Hi Sheila, it's interesting to me that you don't use Delicious, or that you don't provide a tag cloud or similar for your resources on this excellent blog since you indicate that it is your substitute repository. This means that I would have to guess what the search term you are using - but with a tag cloud I would have a better understanding of you personal taxonomy choices. I am a passionate user of delicious, and can't imagine keeping track of information without it - and a blog would never keep enough information together for me. I wonder what other variations on information organisation web-savvy librarians prefer?
ReplyDeleteI must admit that I have delayed in transferring to the "new Blogger" format (now rather old) because I have a sort of superstitious fear that all my 1000+ postings will disappear when I upgrade the template - until I do that displaying tags is more difficult.

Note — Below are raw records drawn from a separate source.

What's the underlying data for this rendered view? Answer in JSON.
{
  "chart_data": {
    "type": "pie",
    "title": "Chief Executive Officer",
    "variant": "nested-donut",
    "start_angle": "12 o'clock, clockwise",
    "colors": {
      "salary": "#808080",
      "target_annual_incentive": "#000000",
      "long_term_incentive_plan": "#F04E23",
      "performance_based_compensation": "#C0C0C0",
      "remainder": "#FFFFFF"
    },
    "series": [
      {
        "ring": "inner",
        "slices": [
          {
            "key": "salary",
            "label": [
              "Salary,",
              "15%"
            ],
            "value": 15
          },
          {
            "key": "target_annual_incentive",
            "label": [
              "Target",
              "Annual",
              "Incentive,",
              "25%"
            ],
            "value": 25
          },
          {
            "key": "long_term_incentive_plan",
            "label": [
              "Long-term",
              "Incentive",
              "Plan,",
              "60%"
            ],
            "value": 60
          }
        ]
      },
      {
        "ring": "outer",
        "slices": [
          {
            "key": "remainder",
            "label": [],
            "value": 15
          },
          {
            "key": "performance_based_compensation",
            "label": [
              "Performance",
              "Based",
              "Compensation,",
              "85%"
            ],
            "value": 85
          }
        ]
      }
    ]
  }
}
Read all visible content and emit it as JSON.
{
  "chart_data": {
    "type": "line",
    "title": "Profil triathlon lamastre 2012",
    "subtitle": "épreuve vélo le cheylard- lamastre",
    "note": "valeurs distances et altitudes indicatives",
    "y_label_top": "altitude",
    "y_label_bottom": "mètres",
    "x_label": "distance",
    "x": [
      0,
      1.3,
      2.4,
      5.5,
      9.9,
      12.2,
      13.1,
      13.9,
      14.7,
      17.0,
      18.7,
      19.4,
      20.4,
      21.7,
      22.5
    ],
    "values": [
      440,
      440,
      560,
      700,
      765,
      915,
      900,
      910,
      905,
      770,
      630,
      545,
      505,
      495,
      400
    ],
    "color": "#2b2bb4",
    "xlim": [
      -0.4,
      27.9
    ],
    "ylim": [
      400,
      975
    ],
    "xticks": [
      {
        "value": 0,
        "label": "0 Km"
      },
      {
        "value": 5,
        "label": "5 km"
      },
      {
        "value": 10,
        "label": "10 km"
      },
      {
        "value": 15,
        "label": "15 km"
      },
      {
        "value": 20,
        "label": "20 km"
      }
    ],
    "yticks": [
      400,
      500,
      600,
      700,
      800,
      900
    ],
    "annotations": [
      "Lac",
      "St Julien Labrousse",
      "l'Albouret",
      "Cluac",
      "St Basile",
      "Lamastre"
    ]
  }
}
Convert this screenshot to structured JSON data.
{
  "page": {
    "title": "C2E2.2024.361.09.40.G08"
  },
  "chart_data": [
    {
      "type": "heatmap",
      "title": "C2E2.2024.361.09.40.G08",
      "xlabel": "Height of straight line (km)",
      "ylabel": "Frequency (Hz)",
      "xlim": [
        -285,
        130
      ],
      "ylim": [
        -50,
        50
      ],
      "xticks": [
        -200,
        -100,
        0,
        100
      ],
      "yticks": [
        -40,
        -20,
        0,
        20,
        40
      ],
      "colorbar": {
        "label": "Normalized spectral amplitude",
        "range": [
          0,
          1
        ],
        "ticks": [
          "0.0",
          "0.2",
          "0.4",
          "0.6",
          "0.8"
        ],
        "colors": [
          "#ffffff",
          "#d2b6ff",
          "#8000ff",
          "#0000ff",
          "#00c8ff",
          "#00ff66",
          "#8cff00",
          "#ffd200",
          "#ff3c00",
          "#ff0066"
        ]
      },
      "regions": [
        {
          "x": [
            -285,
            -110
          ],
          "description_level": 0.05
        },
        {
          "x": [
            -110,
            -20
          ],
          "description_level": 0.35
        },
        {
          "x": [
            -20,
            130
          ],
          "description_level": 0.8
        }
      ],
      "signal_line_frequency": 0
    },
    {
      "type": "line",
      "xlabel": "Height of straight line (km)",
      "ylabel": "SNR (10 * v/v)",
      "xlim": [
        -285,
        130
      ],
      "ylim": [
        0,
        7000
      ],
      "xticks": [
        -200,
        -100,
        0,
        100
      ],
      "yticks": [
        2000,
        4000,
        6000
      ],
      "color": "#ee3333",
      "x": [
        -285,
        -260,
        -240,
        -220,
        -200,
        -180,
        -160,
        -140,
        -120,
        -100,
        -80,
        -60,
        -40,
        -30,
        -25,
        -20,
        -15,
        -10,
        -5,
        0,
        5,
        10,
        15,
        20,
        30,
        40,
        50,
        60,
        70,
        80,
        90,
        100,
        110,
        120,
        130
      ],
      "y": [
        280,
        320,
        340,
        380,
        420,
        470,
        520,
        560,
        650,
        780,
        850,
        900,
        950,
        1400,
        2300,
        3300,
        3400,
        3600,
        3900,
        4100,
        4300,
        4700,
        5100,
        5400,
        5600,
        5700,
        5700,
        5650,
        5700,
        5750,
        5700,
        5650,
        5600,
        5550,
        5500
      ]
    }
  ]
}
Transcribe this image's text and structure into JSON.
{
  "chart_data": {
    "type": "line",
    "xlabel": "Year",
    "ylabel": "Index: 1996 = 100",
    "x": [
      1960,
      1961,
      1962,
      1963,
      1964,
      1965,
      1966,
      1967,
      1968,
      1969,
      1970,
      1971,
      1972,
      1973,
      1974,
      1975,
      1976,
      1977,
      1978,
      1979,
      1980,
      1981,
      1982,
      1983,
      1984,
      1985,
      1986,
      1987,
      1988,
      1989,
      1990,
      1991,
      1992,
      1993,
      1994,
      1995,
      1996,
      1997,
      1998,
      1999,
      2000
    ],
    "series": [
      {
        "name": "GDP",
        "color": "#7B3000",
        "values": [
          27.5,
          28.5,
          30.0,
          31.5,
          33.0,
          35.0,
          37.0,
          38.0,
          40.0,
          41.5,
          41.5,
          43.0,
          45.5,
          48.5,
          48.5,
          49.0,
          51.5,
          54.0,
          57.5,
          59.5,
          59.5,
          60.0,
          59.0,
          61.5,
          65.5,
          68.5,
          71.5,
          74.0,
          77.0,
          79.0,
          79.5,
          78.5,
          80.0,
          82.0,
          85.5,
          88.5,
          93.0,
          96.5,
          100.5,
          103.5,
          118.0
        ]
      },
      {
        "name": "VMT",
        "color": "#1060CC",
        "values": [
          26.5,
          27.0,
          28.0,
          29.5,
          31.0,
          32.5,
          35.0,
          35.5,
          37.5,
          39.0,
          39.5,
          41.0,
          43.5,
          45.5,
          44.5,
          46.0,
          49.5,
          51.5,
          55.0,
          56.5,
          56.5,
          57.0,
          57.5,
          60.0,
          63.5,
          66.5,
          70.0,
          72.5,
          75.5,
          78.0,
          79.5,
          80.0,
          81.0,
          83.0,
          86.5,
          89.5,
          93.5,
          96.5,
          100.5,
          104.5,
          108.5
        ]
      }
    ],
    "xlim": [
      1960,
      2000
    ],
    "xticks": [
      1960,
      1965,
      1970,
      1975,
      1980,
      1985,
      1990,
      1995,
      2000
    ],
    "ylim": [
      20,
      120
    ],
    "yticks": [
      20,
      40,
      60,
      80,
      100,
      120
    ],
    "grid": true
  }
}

ReplyDeleteThe list will also reveal how poorly I use them - some I remember to use regularly, others I don't, and there are still some concepts I haven't tagged - the most obvious being "UK" for UK items, although not all the items are about the UK by any means (and I DO tag "information literacy").
Tag clouds - I suppose I am not being user-centric enough in that I don't really find THEM that useful either - it depends on how good the tagging was in the first place, though I suppose it does show what words or phrases *I thought* were relevant.
Similarly, I don't use other people's delicious that much - seems rather a lot of information overload, when I do peek at it, so I prefer to get the more filtered feeds from blogs (rather than delicious feeds). I'm collaborating on a delicious set relating to libraries/information and Second Life at the moment, so I will have to see whether I want to keep on with that - since my SL blog is not focused at all on information links, and so there I use Favourites on my browser.
I wouldn't really want to point my students at a big delicious set of links, since feedback indicates that they want some filtering - some guidance of where to start and not a daunting list. At the same time, I also want them to discover things for themselves.
Thanks for the comment! Interesting!
Will probably prompt me to take some steps about revealing the tagging a bit more here, but I can't see me becoming a social bookmarking habituee suddenly.